For the outcome of 'neonates with seizures', we used a bivariate mixed-effects regression model to conduct a meta-analysis to derive pooled sensitivity, specificity, positive and negative likelihood ratios (LR), and their respective 95% confidence intervals (CI). We generated a summary receiver operating characteristic (SROC) curve to display the results of individual studies. We calculated post-test probabilities based on Bayes' theorem through Fagan nomograms.
For the outcome of 'individual seizures', pooling of data was not possible because of the 'unit of analysis' issue. Instead, we performed a narrative synthesis.
We assessed the certainty of the evidence using GRADE guidelines.
Main results
We included 16 studies (562 infants) in the systematic review, of which only two studies interpreted the aEEGs prospectively at the bedside. Out of 16 studies, three studies (97 infants) described the accuracy of aEEG only for detecting ‘infants with seizures’, three studies (72 infants) described only ‘individual seizures’, while 10 studies (393 infants) described the accuracy of aEEG for detecting both.
Ten of 16 studies were conducted in term and late preterm infants. Half of the included studies did not use raw EEG traces. Fourteen studies reported outcomes based only on retrospective interpretation.
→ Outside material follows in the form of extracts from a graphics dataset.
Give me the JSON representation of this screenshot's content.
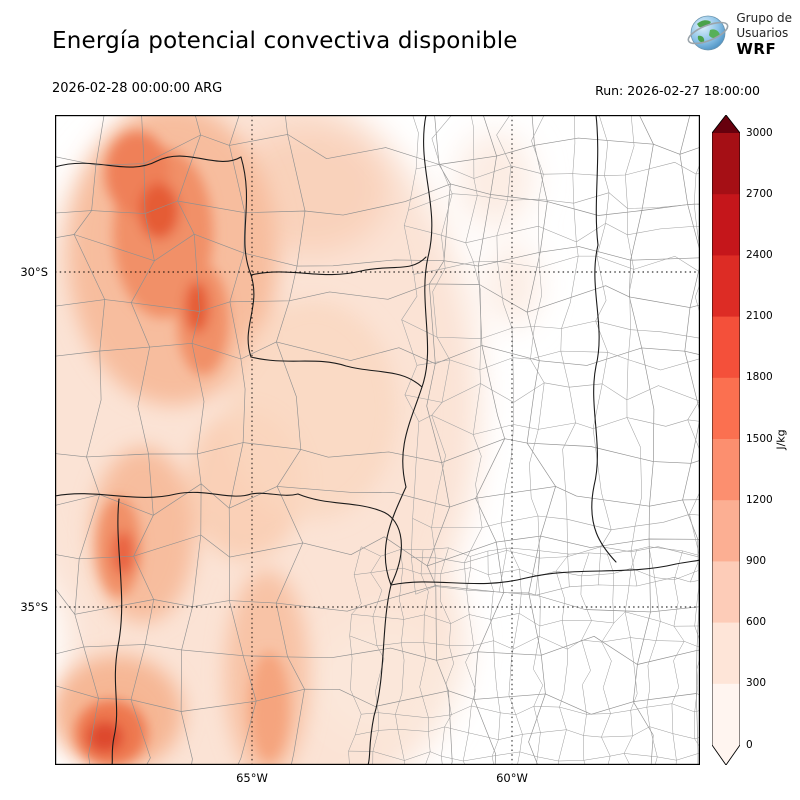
{
  "header": {
    "title": "Energía potencial convectiva disponible",
    "valid_time": "2026-02-28 00:00:00 ARG",
    "run_label": "Run: 2026-02-27 18:00:00",
    "logo": {
      "line1": "Grupo de",
      "line2": "Usuarios",
      "line3": "WRF"
    }
  },
  "map": {
    "lat_ticks": [
      {
        "label": "30°S"
      },
      {
        "label": "35°S"
      }
    ],
    "lon_ticks": [
      {
        "label": "65°W"
      },
      {
        "label": "60°W"
      }
    ]
  },
  "colorbar": {
    "unit_label": "J/kg",
    "ticks": [
      "3000",
      "2700",
      "2400",
      "2100",
      "1800",
      "1500",
      "1200",
      "900",
      "600",
      "300",
      "0"
    ],
    "segment_colors_bottom_to_top": [
      "#fff5f0",
      "#fee5d8",
      "#fdccb8",
      "#fcaf93",
      "#fc8f6f",
      "#fb7050",
      "#f4503a",
      "#dd2c25",
      "#c5161b",
      "#a50f15"
    ],
    "over_arrow_color": "#67000d",
    "under_arrow_color": "#fff5f0"
  },
  "map_data": {
    "type": "filled-contour-map",
    "variable": "Energía potencial convectiva disponible (CAPE)",
    "unit": "J/kg",
    "contour_levels": [
      0,
      300,
      600,
      900,
      1200,
      1500,
      1800,
      2100,
      2400,
      2700,
      3000
    ],
    "gridline_latitudes": [
      "30°S",
      "35°S"
    ],
    "gridline_longitudes": [
      "65°W",
      "60°W"
    ],
    "shading_summary": "Valores de 300–1500 J/kg sobre el oeste y noroeste del dominio, con máximos locales en el noroeste y suroeste; el este del dominio permanece cercano a 0."
  }
}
Ten of 16 studies used four electrodes (making this the most common approach amongst the included studies), and 10 studies' aEEG recordings exceeded six hours. Only two included studies used a seizure detection algorithm. In 14 studies, a neonatal or neurology consultant performed aEEG interpretation, and most (in 10 of 14 studies) had prior experience in aEEG interpretation.
Accuracy of aEEG to diagnose 'neonates with seizures'. The only two prospective studies (53 participants) which interpreted aEEGs 'live' at the bedside, reported sensitivities of zero and 0.57 and specificities of 0.82 and 0.92, respectively.
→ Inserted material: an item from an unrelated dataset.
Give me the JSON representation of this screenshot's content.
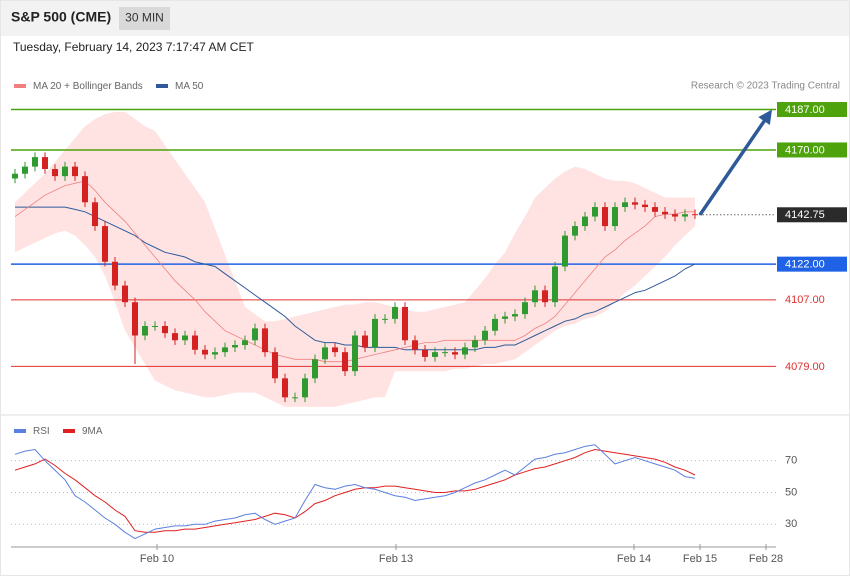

Meta-analysis of 13 studies (490 neonates) found that aEEG had a pooled sensitivity of 0.71 (95% CI 0.57 to 0.83), specificity of 0.84 (95% CI 0.59 to 0.95), positive LR of 4.50 (95% CI 1.55 to 13.04), and negative LR of 0.34 (95% CI 0.22 to 0.53) for the detection of 'neonates with seizures'. However, when we analysed only studies with low risk of bias (3 studies), sensitivity (0.56, 95% CI 0.02 to 0.99) and specificity (0.78, 95% CI 0.60 to 0.90) were even lower.
There was significant statistical heterogeneity, which could not be explained based on threshold effect and exploratory analyses of forest plots. We graded the certainty of the evidence as low, in view of the high or unclear risk of bias in many studies, imprecision, and significant heterogeneity.
Accuracy of aEEG to detect 'individual seizures' in neonates. The reported sensitivities of aEEG for the detection of 'individual seizures' ranged from 0 to 0.86 (13 studies, 465 neonates). We rated the certainty of the evidence as low.
The common causes of missed seizures on aEEG (i.e. false negative) as reported by studies were short duration of seizures, localisation of seizures away from aEEG leads, low voltage, and inexperienced interpreter. The false-positive rates were high when interpreted live at the bedside and if the interpreters were inexperienced. Artefacts resulting from muscle movement, patting, hiccups, and insufficient electrode attachment were other common causes of false-positive results.
Authors' conclusions
Low-certainty evidence suggests that aEEG has only moderate sensitivity and specificity for detecting 'neonates with seizures', and its ability to detect 'individual seizures' varies widely. These findings suggest that aEEG may not be sufficiently accurate for diagnosing neonatal seizures as it can under-diagnose or over-diagnose seizures. Studies with low risk of bias are needed to address the issue definitively.